Following the informed consumer is the wise guy. The wise guy sees the illustrated sign, the colorful syrups, the pomp of salesmanship (and beneath this thin veneer, the stench of capitalism) and seeks only to unnerve my entire performance. “Hawaiian Shave Ice?” they ask me. God curse Chad for accentuating the glossy banner strung in front of my stand with this qualifier, “Hawaiian”. “So what’s the difference between a regular ol’ shave ice and this Hawaiian variety?” they ask me. This detail became integral to my act over time. On any given day I would try not to give the same explanation twice, but I had my favorites. Most often I distinguished my “Hawaiian” variety by the angle at which the blade was positioned against the ice block. A traditional shave ice was set at a brute 40 degrees, while this “Hawaiian” shave ice was set at a brisk but gentle 15 degrees, its product fluffier and more absorbent. If my explanations invited any skepticism from my audience, I would flash a confident, southern-grown smirk and imagine spitting into my aluminum spittoon.

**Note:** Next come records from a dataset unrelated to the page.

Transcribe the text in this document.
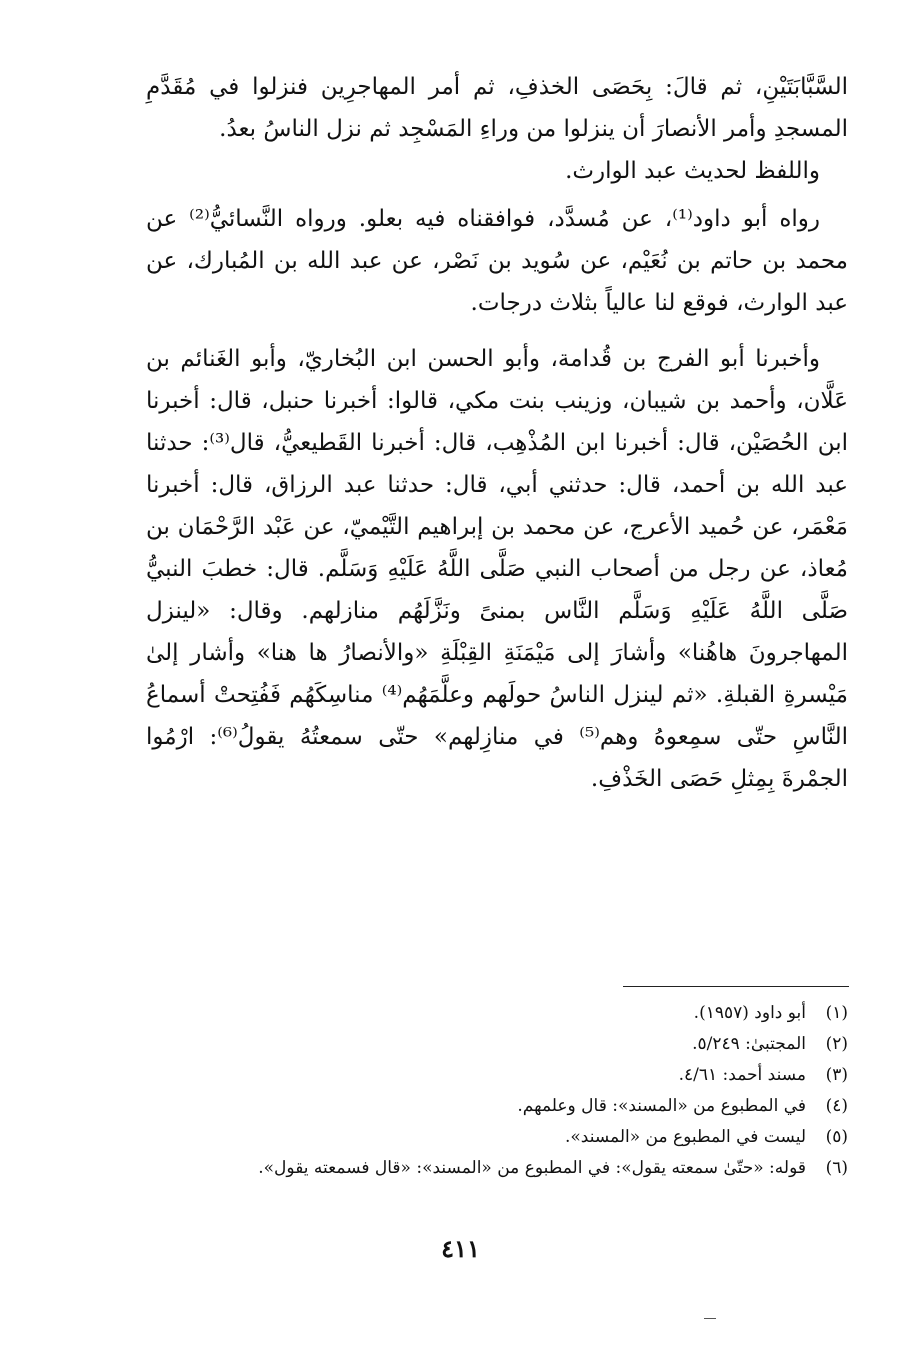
السَّبَّابَتَيْنِ، ثم قالَ: بِحَصَى الخذفِ، ثم أمر المهاجرِين فنزلوا في مُقَدَّمِ المسجدِ وأمر الأنصارَ أن ينزلوا من وراءِ المَسْجِد ثم نزل الناسُ بعدُ.

واللفظ لحديث عبد الوارث.

رواه أبو داود⁽¹⁾، عن مُسدَّد، فوافقناه فيه بعلو. ورواه النَّسائيُّ⁽²⁾ عن محمد بن حاتم بن نُعَيْم، عن سُويد بن نَصْر، عن عبد الله بن المُبارك، عن عبد الوارث، فوقع لنا عالياً بثلاث درجات.

وأخبرنا أبو الفرج بن قُدامة، وأبو الحسن ابن البُخاريّ، وأبو الغَنائم بن عَلَّان، وأحمد بن شيبان، وزينب بنت مكي، قالوا: أخبرنا حنبل، قال: أخبرنا ابن الحُصَيْن، قال: أخبرنا ابن المُذْهِب، قال: أخبرنا القَطيعيُّ، قال⁽³⁾: حدثنا عبد الله بن أحمد، قال: حدثني أبي، قال: حدثنا عبد الرزاق، قال: أخبرنا مَعْمَر، عن حُميد الأعرج، عن محمد بن إبراهيم التَّيْميّ، عن عَبْد الرَّحْمَان بن مُعاذ، عن رجل من أصحاب النبي صَلَّى اللَّهُ عَلَيْهِ وَسَلَّم. قال: خطبَ النبيُّ صَلَّى اللَّهُ عَلَيْهِ وَسَلَّم النَّاس بمنىً ونَزَّلَهُم منازلهم. وقال: «لينزل المهاجرونَ هاهُنا» وأشارَ إلى مَيْمَنَةِ القِبْلَةِ «والأنصارُ ها هنا» وأشار إلىٰ مَيْسرةِ القبلةِ. «ثم لينزل الناسُ حولَهم وعلَّمَهُم⁽⁴⁾ مناسِكَهُم فَفُتِحتْ أسماعُ النَّاسِ حتّى سمِعوهُ وهم⁽⁵⁾ في منازِلهم» حتّى سمعتُهُ يقولُ⁽⁶⁾: ارْمُوا الجمْرةَ بِمِثلِ حَصَى الخَذْفِ.

(١)
أبو داود (١٩٥٧).
(٢)
المجتبىٰ: ٥/٢٤٩.
(٣)
مسند أحمد: ٤/٦١.
(٤)
في المطبوع من «المسند»: قال وعلمهم.
(٥)
ليست في المطبوع من «المسند».
(٦)
قوله: «حتّىٰ سمعته يقول»: في المطبوع من «المسند»: «قال فسمعته يقول».
٤١١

It was in light of these experiences as a performer and a salesman that I meditated on the relationship between one’s identities. The most obvious characteristic of this period in my life was the reflex to greet someone with “howdy” in passing salutation. Never completely ironic, never completely sincere, I’ve accepted this idiosyncrasy as an unfortunate symptom of my shave ice days. But more than that, I’m asked to consider what it would’ve been for things to be otherwise. Was my performance an act of self-betrayal or a reinvention? When Plenty Coup, a native American mystic and chieftain of the Crow nation, was faced with the erosion of traditional values, he was called upon to make the same evaluation. His wisdom shows us that articles like the coup stick, a symbol for resistance and perseverance, can easily become lost to the pages of obscure prerequisite literature, but the transcendent values guided by the “who” of a people can survive any shift in context. I believe that, even in deceit, something of my real self propagated my actions and gave shape to my salesman alter-ego. I’m reminded of an exchange in Holy Motors:
L’Homme à la tache de vin: What makes you carry on, Oscar?
Mr. Oscar: What made me start, the beauty of the act.
L’Homme à la tache de vin: Beauty? They say it’s in the eye, the eye of the beholder.
Mr. Oscar: And if there’s no more beholder?
The foxy capitalist that hustled shave ice on the beach in those days is still very much a part of who I am, not in its very nature, but as a reflection of myself. With each encounter I became more of the shrewd businessman who helped me shave my first ice, but under the brim of my hat I still felt the rush of a mad satyr hiding before everyone’s eyes.